For those who may be too young to know about Linkous (he killed himself in 2010), be aware that the third Sparklehorse record, 2001’s It’s A Wonderful Life featured guest appearances by Tom Waits, PJ Harvey, Nina Persson, Joan As Policewoman and Adrian Utley (among others). With friends like that you know something is going on.
Sadly, Linkous’ short life…he was 47 when he died…was not an easy one, but his music made life more than bearable for those who took the time to listen.

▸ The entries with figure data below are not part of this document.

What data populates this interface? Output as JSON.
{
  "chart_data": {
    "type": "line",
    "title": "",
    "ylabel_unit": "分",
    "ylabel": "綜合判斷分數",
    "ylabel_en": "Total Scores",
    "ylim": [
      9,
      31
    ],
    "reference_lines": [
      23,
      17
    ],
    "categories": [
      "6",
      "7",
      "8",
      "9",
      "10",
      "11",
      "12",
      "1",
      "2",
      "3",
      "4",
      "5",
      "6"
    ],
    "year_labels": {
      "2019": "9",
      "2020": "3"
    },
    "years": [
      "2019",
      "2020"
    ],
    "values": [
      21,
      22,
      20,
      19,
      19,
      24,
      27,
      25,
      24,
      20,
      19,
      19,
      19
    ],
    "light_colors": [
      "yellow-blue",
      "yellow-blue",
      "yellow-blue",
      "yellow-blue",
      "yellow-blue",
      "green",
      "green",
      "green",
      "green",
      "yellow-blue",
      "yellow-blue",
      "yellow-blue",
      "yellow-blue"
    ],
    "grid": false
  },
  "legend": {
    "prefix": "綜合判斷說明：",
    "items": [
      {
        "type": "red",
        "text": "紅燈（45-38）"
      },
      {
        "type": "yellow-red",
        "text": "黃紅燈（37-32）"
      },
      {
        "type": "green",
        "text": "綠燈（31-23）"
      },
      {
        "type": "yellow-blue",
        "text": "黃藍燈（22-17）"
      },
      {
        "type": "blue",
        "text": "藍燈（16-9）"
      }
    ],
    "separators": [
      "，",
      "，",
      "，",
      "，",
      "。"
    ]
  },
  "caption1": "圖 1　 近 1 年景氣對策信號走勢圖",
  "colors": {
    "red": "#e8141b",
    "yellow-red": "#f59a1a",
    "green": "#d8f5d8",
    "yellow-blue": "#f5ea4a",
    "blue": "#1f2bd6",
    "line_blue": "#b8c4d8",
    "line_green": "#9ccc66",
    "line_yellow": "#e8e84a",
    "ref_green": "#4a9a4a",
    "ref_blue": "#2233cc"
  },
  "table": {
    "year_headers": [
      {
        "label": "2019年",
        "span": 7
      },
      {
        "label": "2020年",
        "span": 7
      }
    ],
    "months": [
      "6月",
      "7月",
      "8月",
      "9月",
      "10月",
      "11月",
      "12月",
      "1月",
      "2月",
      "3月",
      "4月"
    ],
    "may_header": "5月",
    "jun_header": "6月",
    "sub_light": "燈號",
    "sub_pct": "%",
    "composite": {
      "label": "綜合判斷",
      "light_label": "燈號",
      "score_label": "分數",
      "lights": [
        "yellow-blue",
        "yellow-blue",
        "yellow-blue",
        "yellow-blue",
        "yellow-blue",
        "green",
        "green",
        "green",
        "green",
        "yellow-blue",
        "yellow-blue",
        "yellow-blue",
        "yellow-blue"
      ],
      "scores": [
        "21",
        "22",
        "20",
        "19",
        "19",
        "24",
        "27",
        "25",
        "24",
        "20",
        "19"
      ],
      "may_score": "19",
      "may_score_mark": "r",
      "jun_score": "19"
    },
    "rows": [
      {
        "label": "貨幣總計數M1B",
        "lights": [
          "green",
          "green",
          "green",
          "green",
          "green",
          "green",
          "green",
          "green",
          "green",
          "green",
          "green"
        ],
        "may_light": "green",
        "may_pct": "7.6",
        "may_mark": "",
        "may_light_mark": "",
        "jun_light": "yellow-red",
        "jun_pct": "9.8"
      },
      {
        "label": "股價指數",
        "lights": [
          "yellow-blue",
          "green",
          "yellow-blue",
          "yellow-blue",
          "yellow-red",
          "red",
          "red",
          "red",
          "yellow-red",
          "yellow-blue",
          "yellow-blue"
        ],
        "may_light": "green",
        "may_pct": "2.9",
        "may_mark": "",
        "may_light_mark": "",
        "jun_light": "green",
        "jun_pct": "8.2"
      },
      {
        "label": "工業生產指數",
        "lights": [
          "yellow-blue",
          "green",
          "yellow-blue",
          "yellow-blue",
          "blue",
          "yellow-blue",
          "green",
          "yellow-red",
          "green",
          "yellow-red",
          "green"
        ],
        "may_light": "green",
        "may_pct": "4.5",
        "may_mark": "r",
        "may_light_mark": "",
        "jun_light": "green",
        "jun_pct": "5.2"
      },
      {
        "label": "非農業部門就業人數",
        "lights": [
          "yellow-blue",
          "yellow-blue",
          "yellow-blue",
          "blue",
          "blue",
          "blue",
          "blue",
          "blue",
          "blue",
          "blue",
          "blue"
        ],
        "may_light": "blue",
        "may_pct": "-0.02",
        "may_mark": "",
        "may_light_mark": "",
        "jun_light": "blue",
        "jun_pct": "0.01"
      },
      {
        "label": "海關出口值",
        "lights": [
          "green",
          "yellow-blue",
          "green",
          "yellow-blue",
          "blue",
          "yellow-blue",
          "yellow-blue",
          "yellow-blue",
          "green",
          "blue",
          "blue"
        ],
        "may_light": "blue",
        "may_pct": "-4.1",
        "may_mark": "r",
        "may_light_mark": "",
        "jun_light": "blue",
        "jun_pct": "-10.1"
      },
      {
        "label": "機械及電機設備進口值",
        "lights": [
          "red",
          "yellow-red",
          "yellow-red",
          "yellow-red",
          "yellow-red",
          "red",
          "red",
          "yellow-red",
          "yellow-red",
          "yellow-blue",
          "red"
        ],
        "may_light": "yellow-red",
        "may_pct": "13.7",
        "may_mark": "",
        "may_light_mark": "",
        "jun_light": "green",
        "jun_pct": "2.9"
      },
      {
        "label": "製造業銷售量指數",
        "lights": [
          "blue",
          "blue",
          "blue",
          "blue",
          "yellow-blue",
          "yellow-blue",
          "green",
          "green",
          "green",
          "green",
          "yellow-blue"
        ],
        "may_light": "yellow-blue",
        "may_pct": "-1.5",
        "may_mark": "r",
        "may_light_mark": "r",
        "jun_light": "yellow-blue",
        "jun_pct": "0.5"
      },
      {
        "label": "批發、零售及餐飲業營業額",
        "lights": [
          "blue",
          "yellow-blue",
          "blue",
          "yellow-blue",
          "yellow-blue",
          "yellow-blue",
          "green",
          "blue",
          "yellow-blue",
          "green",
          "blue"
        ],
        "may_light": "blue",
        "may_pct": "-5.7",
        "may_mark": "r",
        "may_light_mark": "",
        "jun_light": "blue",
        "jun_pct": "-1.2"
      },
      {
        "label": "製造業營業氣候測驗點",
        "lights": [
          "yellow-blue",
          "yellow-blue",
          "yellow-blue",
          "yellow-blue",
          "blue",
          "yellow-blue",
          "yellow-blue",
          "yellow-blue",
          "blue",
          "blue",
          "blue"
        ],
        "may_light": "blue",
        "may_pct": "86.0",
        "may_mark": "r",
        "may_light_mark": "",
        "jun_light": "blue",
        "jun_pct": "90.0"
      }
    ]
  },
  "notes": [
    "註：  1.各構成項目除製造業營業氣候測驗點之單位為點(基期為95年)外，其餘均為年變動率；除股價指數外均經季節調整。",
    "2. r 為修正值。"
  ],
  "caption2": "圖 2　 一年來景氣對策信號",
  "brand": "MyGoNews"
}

The majority of the 14 tracks that comprise Bird Machine were recorded by Steve Albini and prepared for release by Mark’s brother Matt and his wife Melissa. The sessions took place prior to those that made up Sparklehorse’s previous ‘final’ album, Dark Night Of The Soul, co-produced with Dangermouse (see what I mean about friends in high places).
Bird Machine opens with one minute and fifty seconds of over-driven, distorted guitar and voice. It Will Never Stop comes on like a sharp slap to the face, forcing the listener to take notice.
Kind Ghosts follows…there are several ghosts that haunt this album…this one features eerie, backward-masked synths as Linkous’ pinched voice gasps, “I’ve swallowed a phantom and I forgot how to breath”. Later he sings, “Where were you, my kind ghosts, when I needed you?”, a cry for help if there ever was one.
Evening Star Supercharger has a more “classic’ Sparklehorse sound in that it is sadly melodic with a treated toy piano making an otherworldly sound.
The album has its share of emotional highs and lows. The distorted punk rocker titled I Fucked It Up is one of those highs while it is followed by the lo-fi Hello Lord.
We get a cover of Robyn Hitchcock’s Listening To The Higsons and one tune, Daddy’s Gone, left over from the Dangermouse sessions.
But the real treats come late in the record. Tracks 11 and 12 seal the deal for me. Everybody’s Gone To Sleep manages to sound lush yet sparse, like some long lost outtake from The Beatles’ White Album. And Linkhous has never sounded more fragile or more heartbroken than on The Scull Of Lucia with harmonies from Grandaddy’s Jason Lytle.
Bird Machine holds together well as a cohesive album. I would have loved to have been a fly on the wall during the Albini sessions. Fortunately Matt and Melissa Linkous have given Mark a fitting epitaph.